The Operator is looking for a
clusterrolekiali-operator
This is probably not good. I would prefer the operator not look for a specifically named role because the name could be different under certain circumstances (I think if you install via helm-chart, you might be able to change the name of the clusterrole). So I'm thinking I should probably change that query to look for a specific label rather than a specific name (I'll have to check the code - the labels might not be specific either).
What was the actual command you uses to install the operator? (I'm thinking you changed the value nameOverride or fullnameOverride??)

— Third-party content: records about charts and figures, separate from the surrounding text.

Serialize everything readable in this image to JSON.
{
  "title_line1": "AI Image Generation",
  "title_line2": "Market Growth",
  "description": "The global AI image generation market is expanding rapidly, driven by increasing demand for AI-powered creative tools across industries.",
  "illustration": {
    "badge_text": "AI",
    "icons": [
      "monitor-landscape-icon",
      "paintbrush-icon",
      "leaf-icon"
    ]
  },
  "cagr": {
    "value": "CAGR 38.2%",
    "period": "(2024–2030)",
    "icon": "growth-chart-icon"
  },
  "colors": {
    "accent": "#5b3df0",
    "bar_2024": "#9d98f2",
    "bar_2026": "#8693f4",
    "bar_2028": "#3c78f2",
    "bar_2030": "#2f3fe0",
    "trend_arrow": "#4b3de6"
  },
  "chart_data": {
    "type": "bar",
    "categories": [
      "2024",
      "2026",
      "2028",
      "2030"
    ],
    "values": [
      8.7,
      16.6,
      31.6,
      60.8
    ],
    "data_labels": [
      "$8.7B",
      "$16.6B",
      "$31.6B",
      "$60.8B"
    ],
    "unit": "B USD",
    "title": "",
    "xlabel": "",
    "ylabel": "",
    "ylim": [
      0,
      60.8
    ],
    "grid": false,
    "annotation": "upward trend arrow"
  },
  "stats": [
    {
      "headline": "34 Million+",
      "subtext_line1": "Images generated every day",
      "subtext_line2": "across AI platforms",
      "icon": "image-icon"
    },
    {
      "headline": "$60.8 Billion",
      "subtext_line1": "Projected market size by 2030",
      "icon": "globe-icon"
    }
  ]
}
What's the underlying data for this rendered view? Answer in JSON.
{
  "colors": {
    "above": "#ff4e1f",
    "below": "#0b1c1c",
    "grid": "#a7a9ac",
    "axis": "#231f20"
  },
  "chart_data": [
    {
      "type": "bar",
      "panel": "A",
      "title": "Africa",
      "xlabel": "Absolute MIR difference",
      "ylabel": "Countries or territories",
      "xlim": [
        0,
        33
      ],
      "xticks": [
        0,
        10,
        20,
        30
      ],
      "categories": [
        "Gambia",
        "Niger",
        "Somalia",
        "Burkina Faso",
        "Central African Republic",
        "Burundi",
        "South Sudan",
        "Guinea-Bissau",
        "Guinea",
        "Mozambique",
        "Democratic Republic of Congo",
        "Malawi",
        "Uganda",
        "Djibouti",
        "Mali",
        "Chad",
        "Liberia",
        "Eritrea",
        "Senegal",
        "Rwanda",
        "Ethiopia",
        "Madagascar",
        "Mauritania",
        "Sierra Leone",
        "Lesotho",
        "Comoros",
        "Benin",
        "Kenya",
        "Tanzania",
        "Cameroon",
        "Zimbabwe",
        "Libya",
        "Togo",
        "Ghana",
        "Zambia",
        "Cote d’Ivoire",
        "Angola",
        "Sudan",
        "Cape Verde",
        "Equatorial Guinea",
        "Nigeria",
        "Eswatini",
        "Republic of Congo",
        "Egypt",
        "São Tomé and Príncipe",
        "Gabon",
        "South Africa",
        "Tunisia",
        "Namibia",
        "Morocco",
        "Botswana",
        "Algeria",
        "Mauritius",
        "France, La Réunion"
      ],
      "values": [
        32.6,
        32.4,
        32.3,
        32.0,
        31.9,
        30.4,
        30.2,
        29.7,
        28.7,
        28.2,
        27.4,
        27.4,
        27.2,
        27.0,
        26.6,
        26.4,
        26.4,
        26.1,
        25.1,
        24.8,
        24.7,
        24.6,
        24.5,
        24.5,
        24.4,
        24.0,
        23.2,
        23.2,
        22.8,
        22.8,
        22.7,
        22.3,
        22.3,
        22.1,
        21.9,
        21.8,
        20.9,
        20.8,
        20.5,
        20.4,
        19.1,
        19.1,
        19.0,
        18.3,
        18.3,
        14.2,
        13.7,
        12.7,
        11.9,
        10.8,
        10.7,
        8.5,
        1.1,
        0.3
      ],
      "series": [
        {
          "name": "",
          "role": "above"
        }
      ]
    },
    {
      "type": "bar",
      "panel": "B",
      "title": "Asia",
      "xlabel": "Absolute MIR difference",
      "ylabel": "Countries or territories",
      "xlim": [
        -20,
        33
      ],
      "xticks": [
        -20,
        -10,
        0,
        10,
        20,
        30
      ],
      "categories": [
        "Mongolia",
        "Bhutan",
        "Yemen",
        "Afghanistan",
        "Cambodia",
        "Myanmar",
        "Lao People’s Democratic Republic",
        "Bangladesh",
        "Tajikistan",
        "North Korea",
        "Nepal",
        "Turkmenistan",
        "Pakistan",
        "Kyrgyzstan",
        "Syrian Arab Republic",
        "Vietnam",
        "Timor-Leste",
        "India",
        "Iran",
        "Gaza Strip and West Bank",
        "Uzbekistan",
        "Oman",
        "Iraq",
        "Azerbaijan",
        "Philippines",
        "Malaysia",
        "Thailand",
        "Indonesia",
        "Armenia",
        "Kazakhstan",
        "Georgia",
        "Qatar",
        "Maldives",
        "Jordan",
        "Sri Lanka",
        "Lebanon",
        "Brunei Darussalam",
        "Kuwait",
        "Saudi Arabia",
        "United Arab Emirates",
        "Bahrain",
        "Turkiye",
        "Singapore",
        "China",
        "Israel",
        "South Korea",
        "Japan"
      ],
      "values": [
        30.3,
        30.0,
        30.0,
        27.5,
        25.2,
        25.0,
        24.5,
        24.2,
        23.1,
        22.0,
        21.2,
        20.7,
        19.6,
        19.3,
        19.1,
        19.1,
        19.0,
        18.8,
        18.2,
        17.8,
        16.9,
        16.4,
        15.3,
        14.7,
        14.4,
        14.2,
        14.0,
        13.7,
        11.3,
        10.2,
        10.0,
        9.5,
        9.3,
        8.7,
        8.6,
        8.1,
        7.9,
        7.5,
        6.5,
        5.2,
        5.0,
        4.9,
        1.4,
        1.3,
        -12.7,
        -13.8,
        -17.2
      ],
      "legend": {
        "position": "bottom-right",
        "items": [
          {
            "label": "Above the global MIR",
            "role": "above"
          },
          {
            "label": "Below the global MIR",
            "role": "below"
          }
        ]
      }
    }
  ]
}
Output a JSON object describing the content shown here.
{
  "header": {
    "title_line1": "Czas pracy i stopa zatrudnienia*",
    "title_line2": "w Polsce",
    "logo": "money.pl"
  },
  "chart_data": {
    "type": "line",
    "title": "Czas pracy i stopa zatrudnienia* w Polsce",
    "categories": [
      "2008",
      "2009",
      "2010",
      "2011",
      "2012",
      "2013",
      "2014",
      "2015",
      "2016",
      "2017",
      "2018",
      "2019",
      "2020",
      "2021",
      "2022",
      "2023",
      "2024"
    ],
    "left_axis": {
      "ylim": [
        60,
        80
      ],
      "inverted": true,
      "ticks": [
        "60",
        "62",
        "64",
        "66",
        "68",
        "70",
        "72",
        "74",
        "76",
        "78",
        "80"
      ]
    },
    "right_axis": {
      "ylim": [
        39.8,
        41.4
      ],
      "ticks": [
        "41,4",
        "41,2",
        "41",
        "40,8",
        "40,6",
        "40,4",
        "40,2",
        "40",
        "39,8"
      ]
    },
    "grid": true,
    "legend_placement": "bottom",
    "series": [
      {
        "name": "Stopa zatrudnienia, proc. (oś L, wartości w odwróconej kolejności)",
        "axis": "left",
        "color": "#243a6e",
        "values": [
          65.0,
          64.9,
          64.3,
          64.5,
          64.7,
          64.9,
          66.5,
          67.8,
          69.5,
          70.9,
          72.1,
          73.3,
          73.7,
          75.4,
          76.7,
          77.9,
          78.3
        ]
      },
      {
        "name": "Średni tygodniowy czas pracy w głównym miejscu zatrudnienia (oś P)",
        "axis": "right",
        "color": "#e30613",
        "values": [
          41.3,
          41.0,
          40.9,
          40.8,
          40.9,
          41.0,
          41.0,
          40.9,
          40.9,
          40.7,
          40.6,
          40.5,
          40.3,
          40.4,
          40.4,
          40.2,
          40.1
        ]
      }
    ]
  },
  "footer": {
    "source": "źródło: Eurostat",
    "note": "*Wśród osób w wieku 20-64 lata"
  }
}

It is actually ArgoCD deploying it so I override the name as releaseName: kiali-operator in the ArgoCD Application CR and that fixed my problem.
I'm going to reopen this issue - I would like to see if I could get the operator to not key on a specific name of the resource, but instead figure out another way to determine if it has the proper permissions.
Maybe you can imitate kubectl auth can-i as the service account of the operator using K8s client?
This code needs to be refactored so it doesn't look for a specific named role but instead we should do a "can-i" type query: https://github.com/kiali/kiali-operator/blob/master/roles/v1.24/kiali-deploy/tasks/main.yml#L433-L442
If I can refactor this, we can close this PR https://github.com/kiali/kiali-operator/pull/133 since it is not needed.